Before September 11, Gharavi often felt “very small, I felt a sense of exasperation, like the world is coming to an end,” but since then, she sees her personal role in activism and youth movement on a much larger scale. Now rather than focusing just on her campus, she reaches out to the entire Bay Area community.
“I can't say that I had ever been involved in something with such outreach before September 11, it's really now that I really see myself as part of something,” she said. “I see a very visible and unavoidable movement growing where youth and communities of color, immigrants, labor — all these factions will be working together. It's time to reawaken people into actually doing something.”
Taking Peace Back
Thenmozhi Soundararajan grew up in Westminister, Orange County, in a “heavily Republican, middle and working class, suburban, strip-mall, cookie-cutter” neighborhood — a repressive environment where “people were called 'nigger-bitch' to their faces and had tea and shit thrown at their houses.”
Soundararajan's family was one of the few Indian families in her neighborhood, and one of the only Indian families from the Dalit, or Untouchable, caste. Most of the other Indian families were from the Brahman caste, and at 12 years old, when her parents got divorced, Soundararajan experienced harsh cultural backlash.
“At that time, no Indian family got divorced,” the 26-year-old community activist said. She and her mom lost their house and went from living on her father's salary of about $100,000 a year to only $20,000 a year. Her mom “dropped out of Indian culture” for many years because of the shame of being divorced.
Despite economic hardships, Soundararajan's family remained very active in Dalit organizing. She continued the tradition of political organization at U.C. Berkeley, when she joined the affirmative action movement during her sophomore year, in 1995. “I can't even remember going to school because I felt like I was either always organizing, being on the streets, singing, performing and marching,” she said.
In Berkley, Soundararajan finally found a nurturing environment. “There was so much support for political organizing and women of color leaders,” she said. Soon after graduating, Soundarajan combined her work in film with community organization to create “Third World Majority,” a digital storytelling program for young women of color.
“I wasn't just documenting the organizing but the media itself had its own momentum and was a tool not just for white organizers but for communities of color,” she said.
Soundararajan also formed a youth group called “Culture Unity,” made up of about 20 Pakistani and Sikh immigrant youth. “They are very new to everything and for them to negotiate American culture at this point with people calling them 'that Arabian freak,' and being tracked into ESL classes — it's very hard,” she said. “A lot of the people that have been outright racist to them haven't necessarily been white people, but other communities of color, so it's been hard to build that trust.”
The need for youth community support increased after September 11, as racism bubbled to the surface. “It made me feel like we had no allies, because even the people who should have been our allies were not thinking straight under the guise of patriotism,” she said.

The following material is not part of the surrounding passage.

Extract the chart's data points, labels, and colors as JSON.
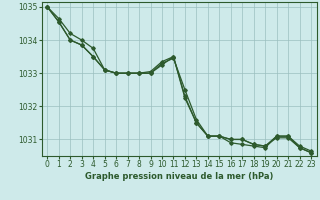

Culture Unity formed one of the first “safety alliances” in the country, setting up coalitions with other groups of color to form support and safety for South Asian and Arab youth.

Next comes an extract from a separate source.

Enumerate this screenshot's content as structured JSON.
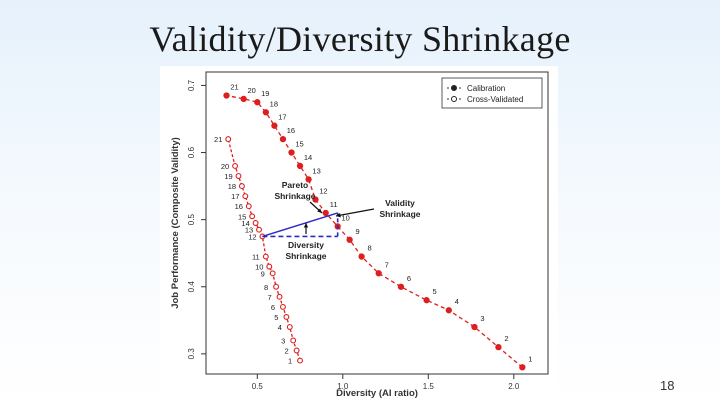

Youth movement today is very different than the peace movements dominated by white middle class hippies in the 1960s, Soundararajan said. “Peace movements weren't necessarily connected to the immediate social and economic needs of our communities, I think it always felt like, 'that's a white person thing, that's not our thing,'” she said. “I think that's been the really hard job of the movement this time around — we need to take the notion of peace back and have it link it to the justice that we want.”
The current youth movements in the Bay Area are about a “peace that is structured with a commitment to justice for all communities,” Soundararajan said. “The movement has come to mean that what we want is to see a world in a vision that puts people first.”